Il 27 Febbraio il Popolo Viola torna in piazza…. il 27 febbraio alle 14.30, a Roma, in piazza del Popolo. Chiede ancora le dimissioni di Berlusconi e lo fa alla luce delle ultime novità scaturite sul legittimo impedimento. Nel comunicato si legge: “L’approvazione alla Camera del cosiddetto Legittimo Impedimento consente a Berlusconi di evitare di partecipare ai processi che lo vedono imputato a causa dei suoi impegni politici. Noi ribadiamo quanto già gridato il 5 dicembre: si deve dimettere. In modo da potersi fare processare tranquillamente.” Con questo nuovo appuntamento, i promotori rispondono “alle migliaia di richieste di mobilitazione arrivate dalla Rete.”

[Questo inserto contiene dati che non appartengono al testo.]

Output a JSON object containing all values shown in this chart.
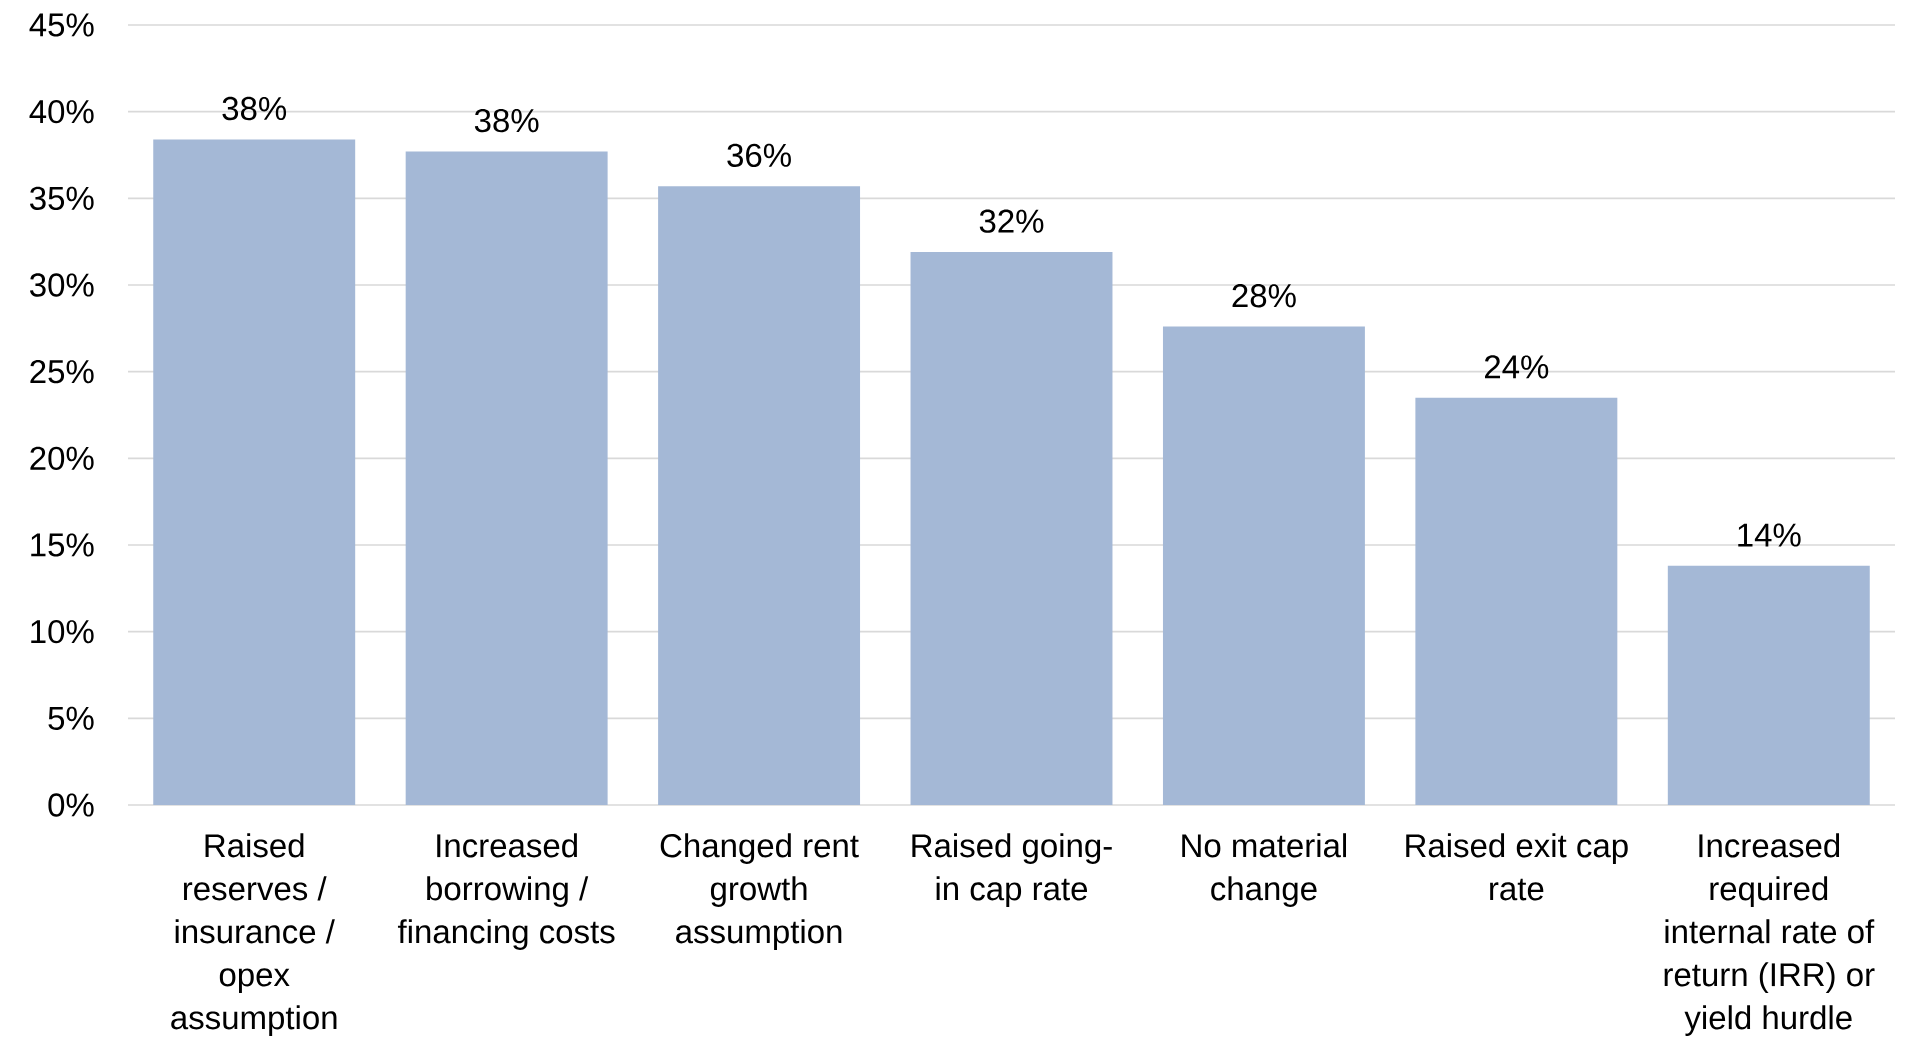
{
  "chart_data": {
    "type": "bar",
    "categories": [
      "Raised reserves / insurance / opex assumption",
      "Increased borrowing / financing costs",
      "Changed rent growth assumption",
      "Raised going-in cap rate",
      "No material change",
      "Raised exit cap rate",
      "Increased required internal rate of return (IRR) or yield hurdle"
    ],
    "values": [
      38.4,
      37.7,
      35.7,
      31.9,
      27.6,
      23.5,
      13.8
    ],
    "value_labels": [
      "38%",
      "38%",
      "36%",
      "32%",
      "28%",
      "24%",
      "14%"
    ],
    "color": "#a4b8d6",
    "ylim": [
      0,
      45
    ],
    "yticks": [
      {
        "value": 0,
        "label": "0%"
      },
      {
        "value": 5,
        "label": "5%"
      },
      {
        "value": 10,
        "label": "10%"
      },
      {
        "value": 15,
        "label": "15%"
      },
      {
        "value": 20,
        "label": "20%"
      },
      {
        "value": 25,
        "label": "25%"
      },
      {
        "value": 30,
        "label": "30%"
      },
      {
        "value": 35,
        "label": "35%"
      },
      {
        "value": 40,
        "label": "40%"
      },
      {
        "value": 45,
        "label": "45%"
      }
    ],
    "grid": "y"
  }
}
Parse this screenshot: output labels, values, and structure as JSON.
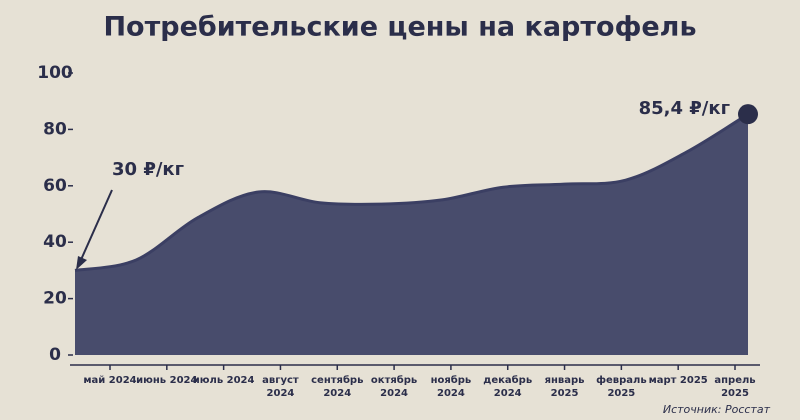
{
  "chart_data": {
    "type": "area",
    "title": "Потребительские цены на картофель",
    "categories": [
      "май 2024",
      "июнь 2024",
      "июль 2024",
      "август 2024",
      "сентябрь 2024",
      "октябрь 2024",
      "ноябрь 2024",
      "декабрь 2024",
      "январь 2025",
      "февраль 2025",
      "март 2025",
      "апрель 2025"
    ],
    "values": [
      30,
      33.7,
      48.6,
      57.8,
      54,
      53.5,
      55,
      59.5,
      60.6,
      62,
      72,
      85.4
    ],
    "color": "#3b3f63",
    "ylim": [
      0,
      100
    ],
    "yticks": [
      0,
      20,
      40,
      60,
      80,
      100
    ],
    "annotations": [
      "30 ₽/кг",
      "85,4 ₽/кг"
    ],
    "source": "Источник: Росстат"
  }
}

Il titolo della manifestazione sarà: “Illegittima impunità”.

«Il 27 febbraio abbiamo indetto una manifestazione nazionale in cui chiamiamo a raccolta tutta la società civile a Roma contro il legittimo impedimento». È quanto annuncia il referente romano e membro del coordinamento nazionale del Popolo Viola, Emanuele Toscano, che sta partecipando al presidio indetto di fronte a Montecitorio dal movimento viola contro il legittimo impedimento.
«Il Governo non fa nulla per risolvere problemi gravi come la crisi - spiega Toscano -, la disoccupazione e la chiusura di grandi stabilimenti come l’Alcoa, la Fiat e l’Eutelia. Invece si pensa a smantellare l’articolo 3 della Costituzione sancendo la superiorità del presidente del Consiglio di fronte alla legge. Tutto questo è inammissibile e attualizza, ancora una volta, la richiesta che ci ha portato il piazza il 5 dicembre: le dimissioni di Berlusconi».
Da domani, annunciano i promotori, al presidio si uniranno anche i viola di altre città italiane. In un avviso, che sta rimbalzando dalle pagine di Facebook ai cellulari, i Viola si appellano a tutti coloro che credono «non si possa stare più fermi davanti alla continua minaccia di un uomo che tiene in scacco l’Italia, a chi non dimentica che la nostra carta costituzionale è l’ultimo rifugio da uno stato di ‘non democrazià e a chi, come noi, vuole le dimissioni di Berlusconi».